Though I would affirm that Roddenberry was somewhat sparing of praise to those who worked with him on TREK, Parkin commits the same sin by attempting to minimize Roddenberry's contribution. Throughout the book he cites many anecdotes in which this writer or that actor gripes about not getting proper credit. Yet how many of these "behind the scenes" people can be said to have careers any more amazing than Roddenberry's? There's no question that Gene L. Coon was instrumental to infusing TREK with some needed elements, not least being that of humor. But by the same harsh standard Parkin imposes on Roddenberry, Coon was just one of hundreds of journeymen writers in the world of television. Coon served as a producer at times, but like his writing credits his credits as producer are pretty spread out. He wrote 13 TREK episodes.and produced 33. Only his tenure on IT TAKES A THIEF, producing 17 episodes, comes close to his TREK performance, and that took place right after his departure from TREK.

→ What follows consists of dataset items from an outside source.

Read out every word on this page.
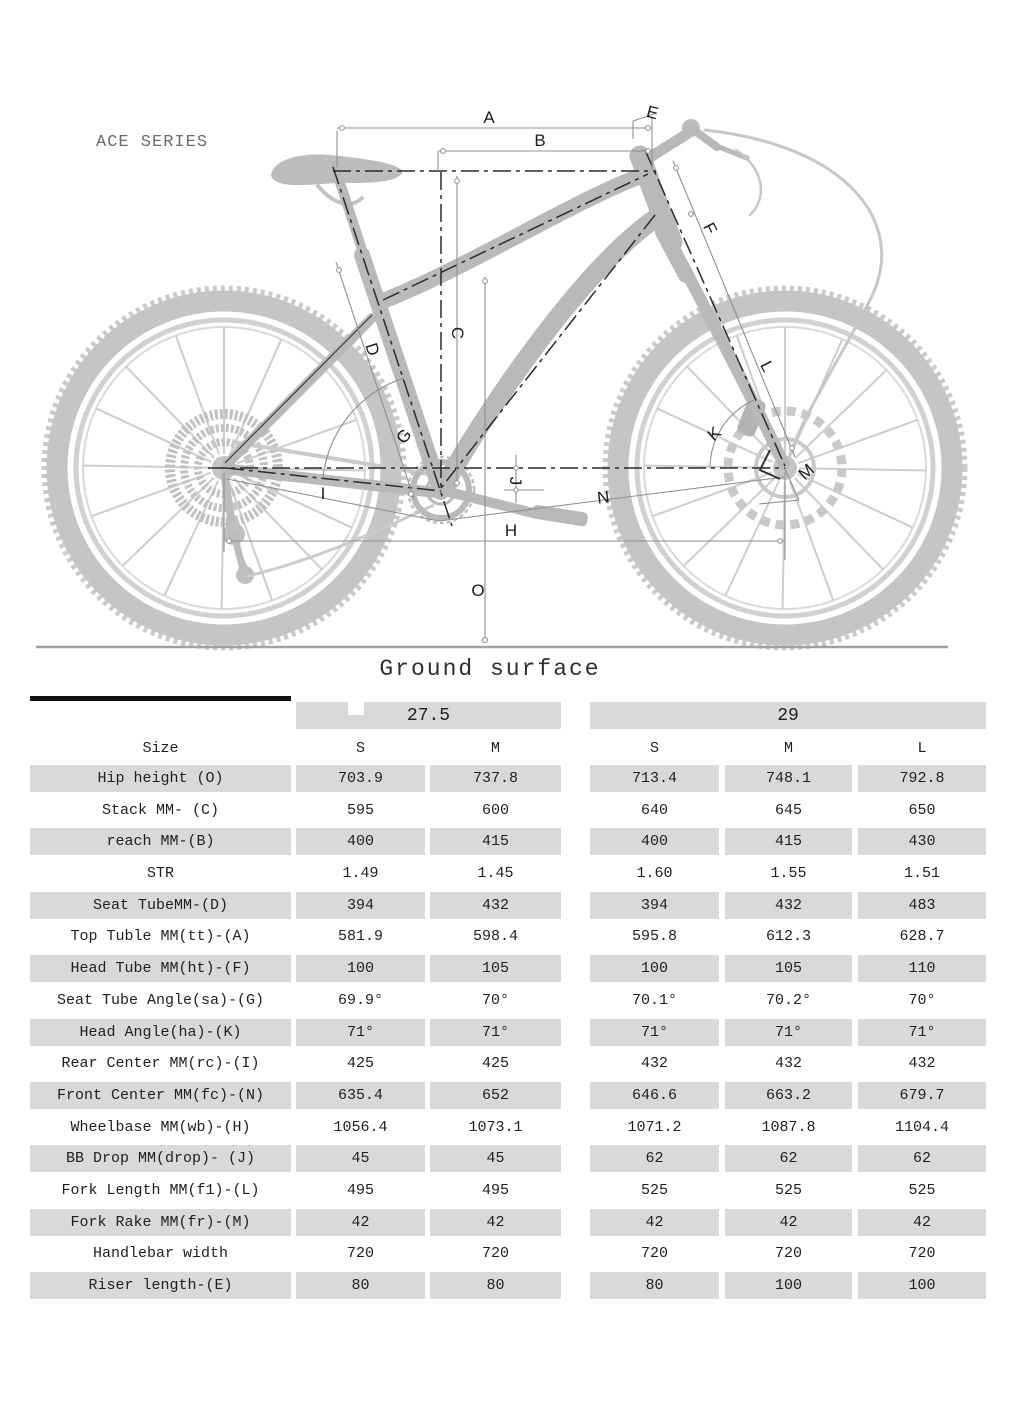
ACE SERIES
A
B
C
D
E
F
G
H
I
J
K
L
M
N
O
Ground surface
27.5	29
Size	S	M	S	M	L
Hip height (O)	703.9	737.8	713.4	748.1	792.8
Stack MM- (C)	595	600	640	645	650
reach MM-(B)	400	415	400	415	430
STR	1.49	1.45	1.60	1.55	1.51
Seat TubeMM-(D)	394	432	394	432	483
Top Tuble MM(tt)-(A)	581.9	598.4	595.8	612.3	628.7
Head Tube MM(ht)-(F)	100	105	100	105	110
Seat Tube Angle(sa)-(G)	69.9°	70°	70.1°	70.2°	70°
Head Angle(ha)-(K)	71°	71°	71°	71°	71°
Rear Center MM(rc)-(I)	425	425	432	432	432
Front Center MM(fc)-(N)	635.4	652	646.6	663.2	679.7
Wheelbase MM(wb)-(H)	1056.4	1073.1	1071.2	1087.8	1104.4
BB Drop MM(drop)- (J)	45	45	62	62	62
Fork Length MM(f1)-(L)	495	495	525	525	525
Fork Rake MM(fr)-(M)	42	42	42	42	42
Handlebar width	720	720	720	720	720
Riser length-(E)	80	80	80	100	100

Parkin clearly feels the need to puncture Roddenberry's admittedly self-serving image of himself as the only driving force behind Classic Trek. Nevertheless, Roddenberry was, for roughly two seasons, the man who made the decisions about what scripts did or did not get produced. It seems demonstrable that at no time in his career was he as good at writing humorous scenes as Gene Coon. Nevertheless, if Roddenberry hadn't recognized the value of humor in TREK, then there probably wouldn't have been any humor in TREK. I can see, as well as anyone, ways in which Roddenberry may have vitiated certain scripts, as I discussed in my review of A PRIVATE LITTLE WAR. But at no time does Parkin demonstrate decisively that Roddenberry lacked control over the elements that went into making Classic Trek, outside of those that the network may have altered under the standards they applied to all of their shows.
I don't expect that Parkin should share my regard for the mythic elements of Classic Trek. But he should have at least considered the possibility that Roddenberry's creativity did not remain precisely the same throughout his career. I don't claim to be an expert on all the scripts Roddenberry wrote in the 1950s and 1960s-- a part of the producer's career that Parkin passes over quickly. But even without my doing a deep-dive into all 24 of the HAVE GUN WILL TRAVEL scripts with which Roddenberry is credited, or the 29 he did for his one-season wonder THE LIEUTENANT, I still tend to believe there's more to Roddenberry than just a guy who took the credit from other people. We're not talking about BATMAN's Bob Kane, who by all accounts really didn't do much beyond selling a great idea to DC Comics while letting others do the work.
The relative sophistication of Roddenberry's pre-TREK work mostly seems to disappear from most of the projects he completed post-TREK, though I have a mild liking for PRETTY MAIDS ALL IN A ROW. I don't know what sea-change caused the change in Roddenberry's work following the end of Classic Trek. But I know that Lance Parkin is wrong to judge the best of the producer's work by the standards of his worst, much less by the idea that none of the good stuff came about from anything Gene Roddenberry did.